A lot of people tend to think of "Because I" or "What if" in past tense. Have you ever thought about it in present or future tense? What if I choose to go running tomorrow, instead of my normal sleeping in and late breakfast? Because I want this or that, should I act this way or that way?

I have a lot of friends. Many dear wonderful friends that I have met or become acquainted with through various ways. Each one, in one way or another, has helped make me who I am today. But have I ever really stopped to think about how I act toward them? Have you ever stopped to think how you act towards those you know? We often get into this groove of going our way. We have our own plans, our own knowledge of how life should be run. We get settled into this way, and then --wait! We forget, there are other people on this planet, who have their own lives, and their own grooves and their own set of plans. Praise God He has given us rules so that we may know the way to go-- otherwise I would be hopelessly lost. But, to return to what I was saying, we tend to have our own goals in mind and we sometimes forget that how we get those goals accomplished sometimes ruins our prize before we are done.

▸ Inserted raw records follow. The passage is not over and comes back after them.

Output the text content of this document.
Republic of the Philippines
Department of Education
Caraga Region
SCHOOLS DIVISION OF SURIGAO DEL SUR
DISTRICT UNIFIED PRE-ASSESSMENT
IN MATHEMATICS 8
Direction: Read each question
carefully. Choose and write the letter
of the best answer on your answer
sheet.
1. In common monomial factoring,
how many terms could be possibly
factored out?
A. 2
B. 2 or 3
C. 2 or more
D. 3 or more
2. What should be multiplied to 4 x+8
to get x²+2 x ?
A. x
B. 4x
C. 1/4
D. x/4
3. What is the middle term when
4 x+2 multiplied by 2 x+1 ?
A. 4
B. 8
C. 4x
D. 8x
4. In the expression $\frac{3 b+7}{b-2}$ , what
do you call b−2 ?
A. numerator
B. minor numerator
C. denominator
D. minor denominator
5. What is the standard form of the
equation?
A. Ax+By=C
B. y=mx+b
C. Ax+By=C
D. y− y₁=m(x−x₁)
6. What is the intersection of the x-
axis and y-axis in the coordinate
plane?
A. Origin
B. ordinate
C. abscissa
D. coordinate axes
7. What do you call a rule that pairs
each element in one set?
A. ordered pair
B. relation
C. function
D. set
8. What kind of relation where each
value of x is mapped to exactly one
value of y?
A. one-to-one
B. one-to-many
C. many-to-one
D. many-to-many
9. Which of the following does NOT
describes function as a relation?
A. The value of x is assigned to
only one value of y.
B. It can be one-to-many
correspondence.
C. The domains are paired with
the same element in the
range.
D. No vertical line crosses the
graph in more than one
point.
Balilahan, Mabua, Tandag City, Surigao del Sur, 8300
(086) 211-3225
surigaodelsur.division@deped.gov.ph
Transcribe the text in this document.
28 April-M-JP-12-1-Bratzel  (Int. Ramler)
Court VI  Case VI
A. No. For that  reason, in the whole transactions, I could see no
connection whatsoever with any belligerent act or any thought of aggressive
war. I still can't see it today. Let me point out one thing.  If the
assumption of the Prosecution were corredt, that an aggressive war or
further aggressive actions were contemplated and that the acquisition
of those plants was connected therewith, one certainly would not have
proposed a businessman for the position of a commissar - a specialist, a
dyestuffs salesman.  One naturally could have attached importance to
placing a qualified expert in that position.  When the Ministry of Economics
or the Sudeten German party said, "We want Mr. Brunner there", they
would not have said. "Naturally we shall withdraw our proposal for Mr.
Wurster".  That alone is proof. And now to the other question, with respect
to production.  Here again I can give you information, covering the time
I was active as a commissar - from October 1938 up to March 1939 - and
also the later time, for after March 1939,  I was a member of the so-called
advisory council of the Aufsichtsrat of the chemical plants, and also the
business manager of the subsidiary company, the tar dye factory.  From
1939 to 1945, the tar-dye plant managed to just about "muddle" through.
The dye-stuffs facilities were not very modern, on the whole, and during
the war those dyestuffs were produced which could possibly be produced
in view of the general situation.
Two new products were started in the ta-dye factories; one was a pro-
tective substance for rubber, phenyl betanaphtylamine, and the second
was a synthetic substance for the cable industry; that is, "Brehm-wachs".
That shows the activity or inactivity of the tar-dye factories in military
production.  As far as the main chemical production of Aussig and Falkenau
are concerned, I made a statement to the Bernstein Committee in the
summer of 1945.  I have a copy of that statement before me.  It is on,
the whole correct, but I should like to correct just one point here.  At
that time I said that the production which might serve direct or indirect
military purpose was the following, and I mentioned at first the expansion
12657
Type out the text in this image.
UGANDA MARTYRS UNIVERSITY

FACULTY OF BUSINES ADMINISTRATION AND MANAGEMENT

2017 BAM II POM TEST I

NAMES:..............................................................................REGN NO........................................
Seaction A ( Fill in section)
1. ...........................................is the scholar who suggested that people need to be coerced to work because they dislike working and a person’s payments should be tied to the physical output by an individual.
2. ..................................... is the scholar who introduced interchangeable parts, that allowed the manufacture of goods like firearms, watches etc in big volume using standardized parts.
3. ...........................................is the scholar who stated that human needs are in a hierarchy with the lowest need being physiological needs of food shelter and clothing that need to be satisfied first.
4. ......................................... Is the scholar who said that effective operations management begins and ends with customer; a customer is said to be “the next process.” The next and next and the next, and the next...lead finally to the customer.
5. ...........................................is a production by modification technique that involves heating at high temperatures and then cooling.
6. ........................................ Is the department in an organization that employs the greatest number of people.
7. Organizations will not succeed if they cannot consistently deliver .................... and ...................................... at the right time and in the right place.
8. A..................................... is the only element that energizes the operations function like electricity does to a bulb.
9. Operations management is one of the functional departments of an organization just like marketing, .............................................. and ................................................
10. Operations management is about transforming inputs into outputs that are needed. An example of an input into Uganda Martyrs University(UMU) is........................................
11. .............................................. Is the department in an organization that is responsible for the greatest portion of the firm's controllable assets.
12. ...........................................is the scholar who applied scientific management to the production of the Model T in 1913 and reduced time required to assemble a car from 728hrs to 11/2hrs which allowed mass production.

Here is what I mean, straight up. You love someone, very very much. You care for them so much you say you would do anything for them, right? Then they go, and they live their life, and all the sudden-- they have a different plan than you. Maybe they tell you straight away, maybe they don't. Either way, it comes as a shock. Here is where the road splits: how are you going to react? Will you give up your plan for them, or will you fight until you get your way?

I will admit, I have a hard time letting people I love go their own way, especially when I think it could lead toward disaster [not physically, but emotionally]. I think they are crazy, absurd, blind if they don't see what could happen to them. I try to reason with them, give them my points of view... sometimes I tell them thats what their point of view should be and change it right now! ;) However, I have realized... That rarely works. Incredibly, there are some people in this world not only as stubborn as me, but they can be in the right as well, and shockingly-- I can be in the wrong! [ha, you didn't see that coming, did you? Me admitting to being wrong... occasionally ;) ] But here is what I am getting to, and please understand me: if you, like me, have difficulty in this area, don't fight so hard for your position that you lose the person you care for. Don't fight so hard to be right and to win that in the end, the person you thought you were trying to save doesn't care for you anymore, or at least doesn't want to see you for a while.

I am not talking about arguments for or against sinning. Those are not debatable issues, but moral issues where God has clearly given a right or a wrong. I am talking about areas of gray.

Oh I am so tired right now, I can barely think to end this post, but I must or else I shall find another rabbit trail to follow. But here is the long and short of what this whole post was about:
I love Robert Frost's poem because it shows how life is, two paths always presented before you, one of which you will end up taking because you can never turn back. Don't regret taking a path not worth taking until the end. Don't ever take a path that will make you say 5 years from now "Why oh why did no one stop me?". Don't argue or bicker unless there is a righteous cause.

"If at all possible, ... be at peace with all men." Romans 18:12

and I think I shall take another verse, and be quiet the rest of the night...
"Those who guard their mouths and their tongues, keep themselves from calamity." Proverbs 21:23.